California-based Amonix, a solar power system manufacturer, will soon open a plant in the city, bringing 278 jobs, she said. Other companies that have lately expanded or built in North Las Vegas include Republic Services, Southwest Gas, El Super grocery store and Priority Plastics, she said.

"The grim economic projections and news of slumping sales haven’t deterred businesses from coming to North Las Vegas," she said. "They’re just getting more creative and capitalizing on opportunities they might otherwise have overlooked."

More good news is that despite the city’s $35 million shortfall, its major projects have stayed on schedule, she said. The North Fifth Street arterial, the largest road improvement project in the city’s history, opened last month. The $240 million water reclamation facility is slated to open later this year. The $27 million SkyView multigenerational recreation center is complete.
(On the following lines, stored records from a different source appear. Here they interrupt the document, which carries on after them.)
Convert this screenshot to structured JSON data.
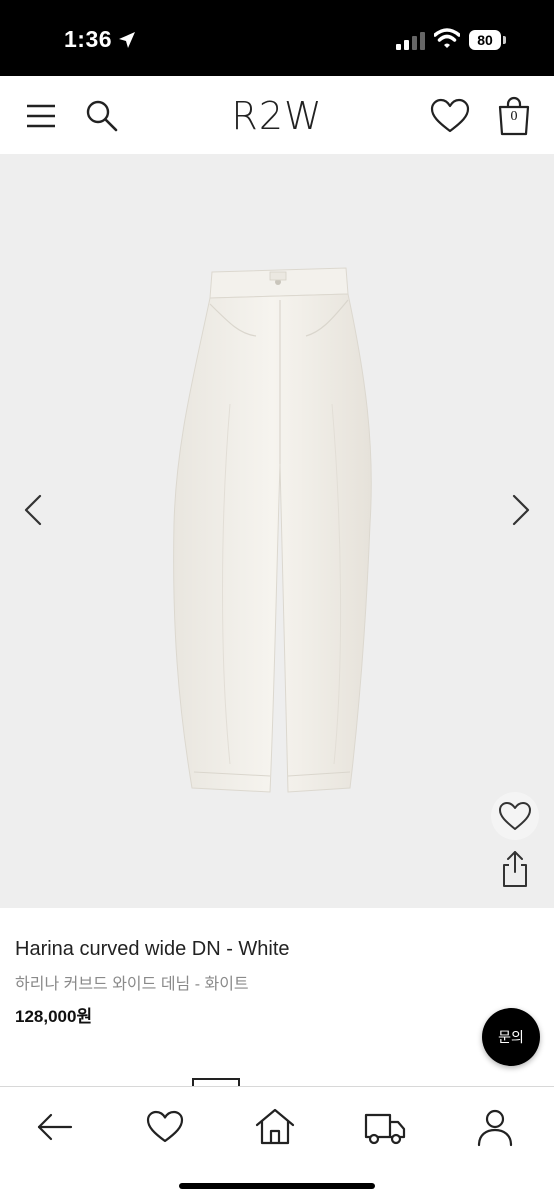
{
  "status_bar": {
    "time": "1:36",
    "battery": "80"
  },
  "header": {
    "logo": "R2W",
    "cart_count": "0"
  },
  "product": {
    "name": "Harina curved wide DN - White",
    "name_kr": "하리나 커브드 와이드 데님 - 화이트",
    "price": "128,000원"
  },
  "floating": {
    "inquiry_label": "문의"
  },
  "icons": {
    "header": [
      "menu-icon",
      "search-icon",
      "heart-icon",
      "shopping-bag-icon"
    ],
    "gallery": [
      "chevron-left-icon",
      "chevron-right-icon",
      "heart-icon",
      "share-icon"
    ],
    "tabbar": [
      "back-arrow-icon",
      "heart-icon",
      "home-icon",
      "delivery-truck-icon",
      "user-icon"
    ]
  },
  "colors": {
    "status_bar": "#000000",
    "gallery_bg": "#eeeeee",
    "price_text": "#111111",
    "subtitle_text": "#8a8a8a",
    "inquiry_bg": "#000000"
  }
}
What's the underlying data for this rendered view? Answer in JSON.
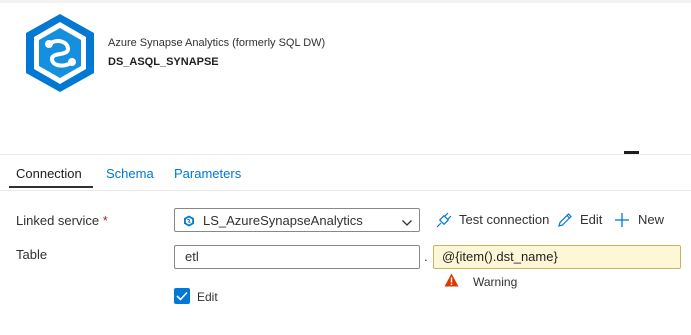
{
  "header": {
    "service_type": "Azure Synapse Analytics (formerly SQL DW)",
    "dataset_name": "DS_ASQL_SYNAPSE",
    "logo_icon": "azure-synapse-icon"
  },
  "tabs": [
    {
      "label": "Connection",
      "selected": true
    },
    {
      "label": "Schema",
      "selected": false
    },
    {
      "label": "Parameters",
      "selected": false
    }
  ],
  "form": {
    "linked_service": {
      "label": "Linked service",
      "required_mark": "*",
      "selected_value": "LS_AzureSynapseAnalytics",
      "icon": "synapse-linked-service-icon"
    },
    "actions": {
      "test_connection": "Test connection",
      "edit": "Edit",
      "new": "New"
    },
    "table": {
      "label": "Table",
      "schema_value": "etl",
      "separator": ".",
      "table_value": "@{item().dst_name}",
      "warning_text": "Warning",
      "edit_checkbox_label": "Edit",
      "edit_checked": true
    }
  },
  "colors": {
    "accent": "#0078d4",
    "warning_fill": "#fdf7d8",
    "warning_icon": "#d83b01"
  }
}
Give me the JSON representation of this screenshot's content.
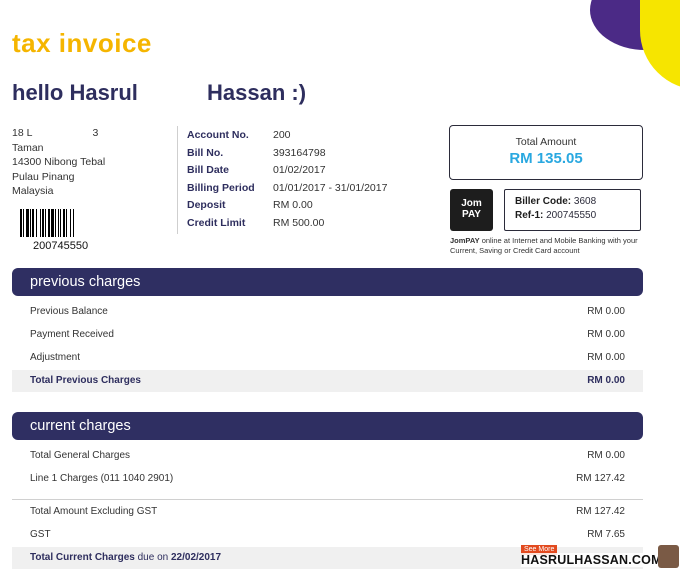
{
  "invoice": {
    "title": "tax invoice",
    "greeting_first": "hello Hasrul",
    "greeting_last": "Hassan :)"
  },
  "address": {
    "lines": [
      "18 L",
      "Taman",
      "14300 Nibong Tebal",
      "Pulau Pinang",
      "Malaysia"
    ],
    "line1_suffix": "3"
  },
  "barcode": {
    "number": "200745550"
  },
  "account_info": [
    {
      "label": "Account No.",
      "value": "200"
    },
    {
      "label": "Bill No.",
      "value": "393164798"
    },
    {
      "label": "Bill Date",
      "value": "01/02/2017"
    },
    {
      "label": "Billing Period",
      "value": "01/01/2017 - 31/01/2017"
    },
    {
      "label": "Deposit",
      "value": "RM 0.00"
    },
    {
      "label": "Credit Limit",
      "value": "RM 500.00"
    }
  ],
  "total": {
    "label": "Total Amount",
    "amount": "RM 135.05"
  },
  "jompay": {
    "logo_line1": "Jom",
    "logo_line2": "PAY",
    "biller_code_label": "Biller Code:",
    "biller_code": "3608",
    "ref_label": "Ref-1:",
    "ref": "200745550",
    "note_bold": "JomPAY",
    "note": "online at Internet and Mobile Banking with your Current, Saving or Credit Card account"
  },
  "previous_charges": {
    "title": "previous charges",
    "rows": [
      {
        "label": "Previous Balance",
        "value": "RM 0.00"
      },
      {
        "label": "Payment Received",
        "value": "RM 0.00"
      },
      {
        "label": "Adjustment",
        "value": "RM 0.00"
      }
    ],
    "total_label": "Total Previous Charges",
    "total_value": "RM 0.00"
  },
  "current_charges": {
    "title": "current charges",
    "rows": [
      {
        "label": "Total General Charges",
        "value": "RM 0.00"
      },
      {
        "label": "Line 1 Charges (011 1040 2901)",
        "value": "RM 127.42"
      }
    ],
    "subtotal_rows": [
      {
        "label": "Total Amount Excluding GST",
        "value": "RM 127.42"
      },
      {
        "label": "GST",
        "value": "RM 7.65"
      }
    ],
    "total_label": "Total Current Charges",
    "total_due_word": "due on",
    "total_due_date": "22/02/2017"
  },
  "watermark": {
    "see_more": "See More",
    "site": "HASRULHASSAN.COM"
  },
  "colors": {
    "brand_yellow": "#f5b500",
    "brand_purple": "#2f2f62",
    "total_blue": "#29a8e0"
  }
}
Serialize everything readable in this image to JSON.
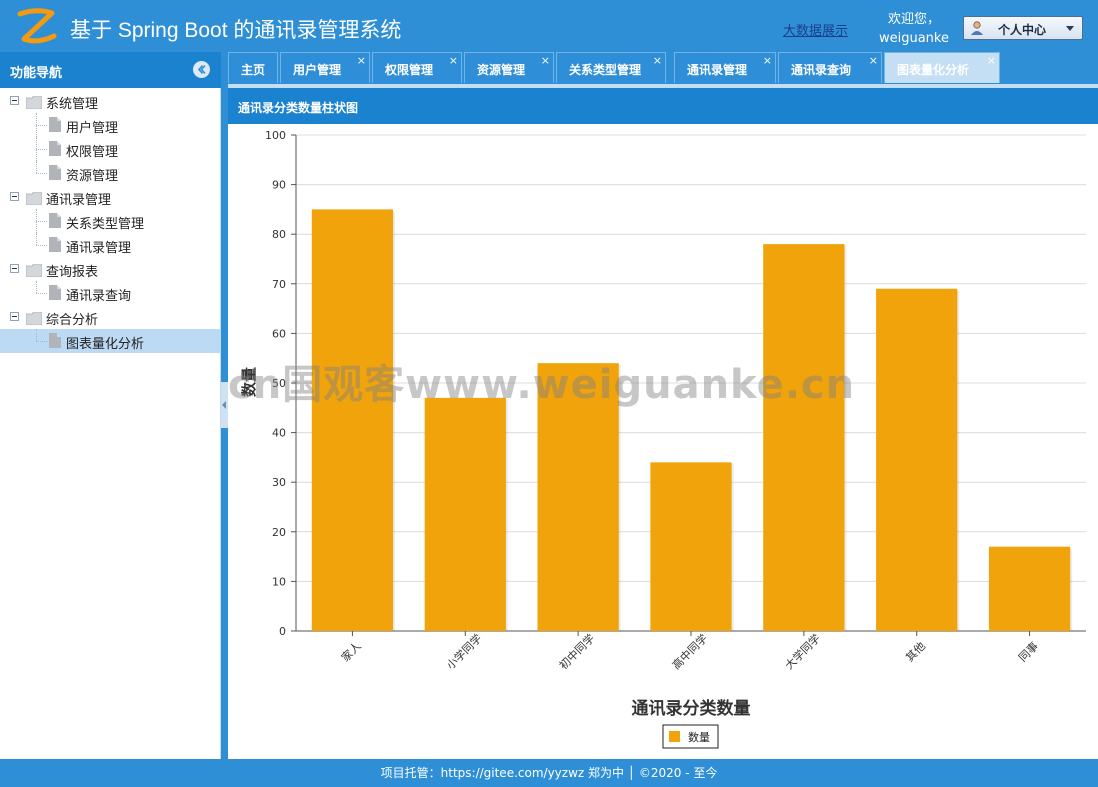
{
  "header": {
    "title": "基于 Spring Boot 的通讯录管理系统",
    "bigdata_link": "大数据展示",
    "welcome_line1": "欢迎您，",
    "welcome_line2": "weiguanke",
    "personal_center": "个人中心"
  },
  "sidebar": {
    "title": "功能导航",
    "groups": [
      {
        "label": "系统管理",
        "items": [
          {
            "label": "用户管理"
          },
          {
            "label": "权限管理"
          },
          {
            "label": "资源管理"
          }
        ]
      },
      {
        "label": "通讯录管理",
        "items": [
          {
            "label": "关系类型管理"
          },
          {
            "label": "通讯录管理"
          }
        ]
      },
      {
        "label": "查询报表",
        "items": [
          {
            "label": "通讯录查询"
          }
        ]
      },
      {
        "label": "综合分析",
        "items": [
          {
            "label": "图表量化分析",
            "selected": true
          }
        ]
      }
    ]
  },
  "tabs": [
    {
      "label": "主页",
      "closable": false
    },
    {
      "label": "用户管理",
      "closable": true
    },
    {
      "label": "权限管理",
      "closable": true
    },
    {
      "label": "资源管理",
      "closable": true
    },
    {
      "label": "关系类型管理",
      "closable": true
    },
    {
      "label": "通讯录管理",
      "closable": true
    },
    {
      "label": "通讯录查询",
      "closable": true
    },
    {
      "label": "图表量化分析",
      "closable": true,
      "active": true
    }
  ],
  "tab_close_glyph": "×",
  "panel": {
    "title": "通讯录分类数量柱状图"
  },
  "chart_data": {
    "type": "bar",
    "categories": [
      "家人",
      "小学同学",
      "初中同学",
      "高中同学",
      "大学同学",
      "其他",
      "同事"
    ],
    "series": [
      {
        "name": "数量",
        "values": [
          85,
          47,
          54,
          34,
          78,
          69,
          17
        ],
        "color": "#f0a30a"
      }
    ],
    "title": "通讯录分类数量",
    "xlabel": "",
    "ylabel": "数量",
    "ylim": [
      0,
      100
    ],
    "yticks": [
      "0",
      "10",
      "20",
      "30",
      "40",
      "50",
      "60",
      "70",
      "80",
      "90",
      "100"
    ],
    "grid": true,
    "legend": "bottom-center"
  },
  "watermark": "cn国观客www.weiguanke.cn",
  "footer": {
    "text": "项目托管：https://gitee.com/yyzwz 郑为中 │  ©2020 - 至今"
  },
  "colors": {
    "header": "#2f8fd6",
    "panel_header": "#1b82d0",
    "bar": "#f0a30a",
    "selected_row": "#bcdaf3"
  }
}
And the new, $131 million City Hall project is expected to be completed by October.

Despite its challenges, the city "has maintained a positive outlook," Buck said.

Those challenges are many. The city, struggling from the effects of the recession, has undergone round after round of budget cuts in recent years. In June the city laid off 188 workers. Another 44, all North Las Vegas Detention Center workers, were let go in October after the detention center lost about a third of its inmates to a facility for federal inmates in Pahrump.

"Over the past year, North Las Vegas has weathered the most difficult economic crisis in its 65-year history," Buck said. "It has been a trying time."

Contract concessions from the city’s Teamsters, fire and police unions have helped keep the city afloat, she said.

"Their sacrifices have strengthened my belief that together we can do more than survive," she said. "We will emerge greater than we were before."